Billet de blog 20 janv. 2016

Pour la ministre de l'Education nationale

Interpellation de Naja Vallaud-Belkacem après la présentation de son plan pour lutter contre les inégalités scolaires : « Les parcours d'excellence pour les collégiens des réseaux d'éducation prioritaire (REP+) volontaires de la troisième à la terminale ».

Catherine Chabrun
Pédagogue, écologiste et militante des droits de l'enfant -
Abonné·e de Mediapart

Ce blog est personnel, la rédaction n’est pas à l’origine de ses contenus.
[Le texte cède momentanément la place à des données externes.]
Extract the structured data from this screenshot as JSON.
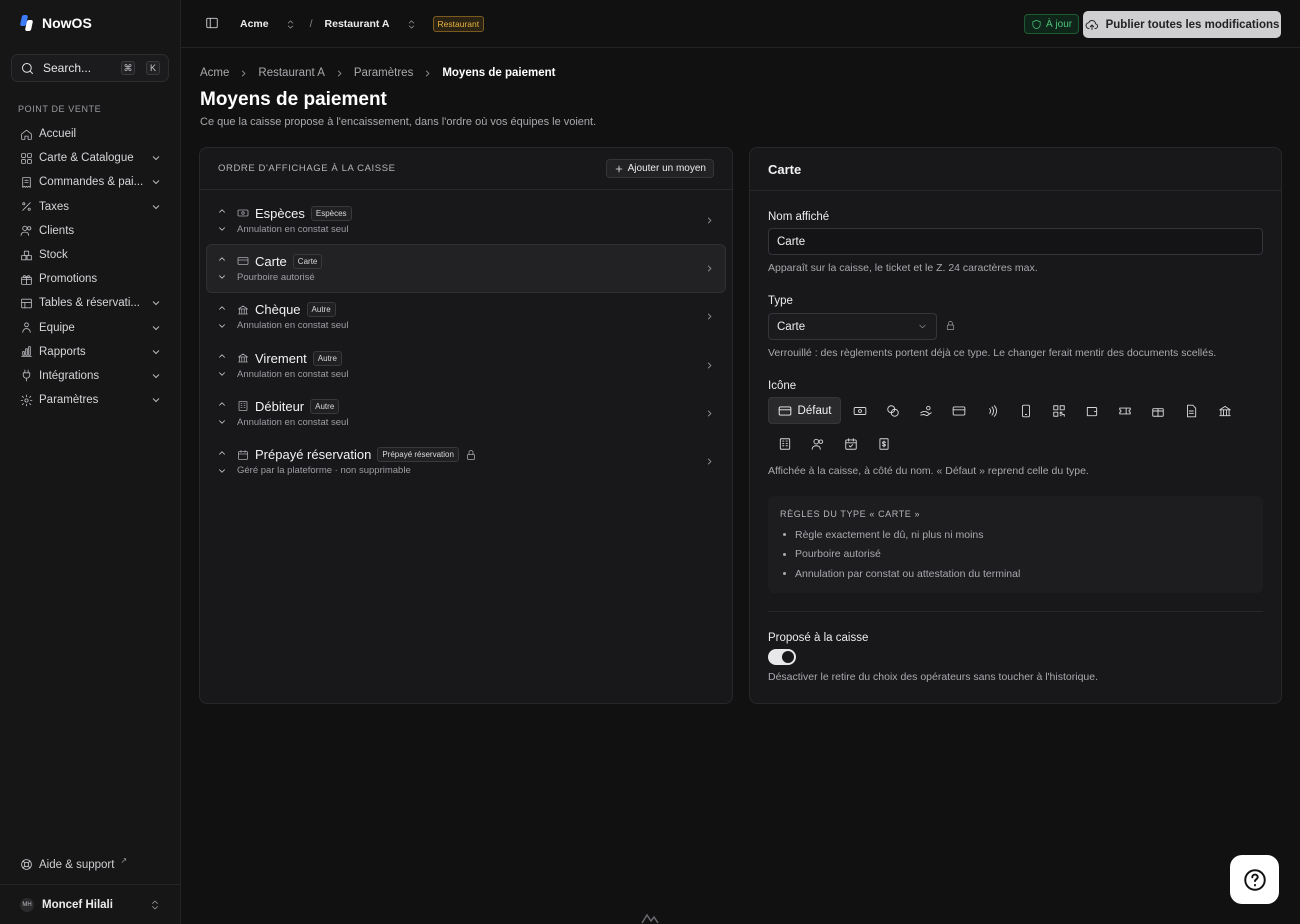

Madame la ministre de l'Education nationale,

Après la lecture de votre projet « Les parcours d'excellence pour les collégiens des réseaux d'éducation prioritaire (REP+) volontaires de la troisième à la terminale » sur le site de votre ministère, je ne peux que formuler cette appréciation : de bonnes intentions charitables, mais pas de remise en cause de la fameuse « égalité des chances » ; ce qui implique que ceux qui ne réussissent pas leur parcours scolaire, ce sont toujours ceux qui ne méritent pas ou qui sont trop éloignés des valeurs et de la culture transmise par l’École. L’échec serait donc de la responsabilité de l’élève et de sa famille.
Pourtant dès le début du 20e siècle, les pédagogues de l’Éducation nouvelle déclaraient déjà que si un seul enfant ne s’adaptait pas au système ce n’était pas l’enfant qui était inadapté, mais le système. Au début de ce 21esiècle, nous n’avons guère avancé, mais « il n’y a pas plus sourd que celui qui ne veut pas entendre ! » dans l'éducation, comme ailleurs.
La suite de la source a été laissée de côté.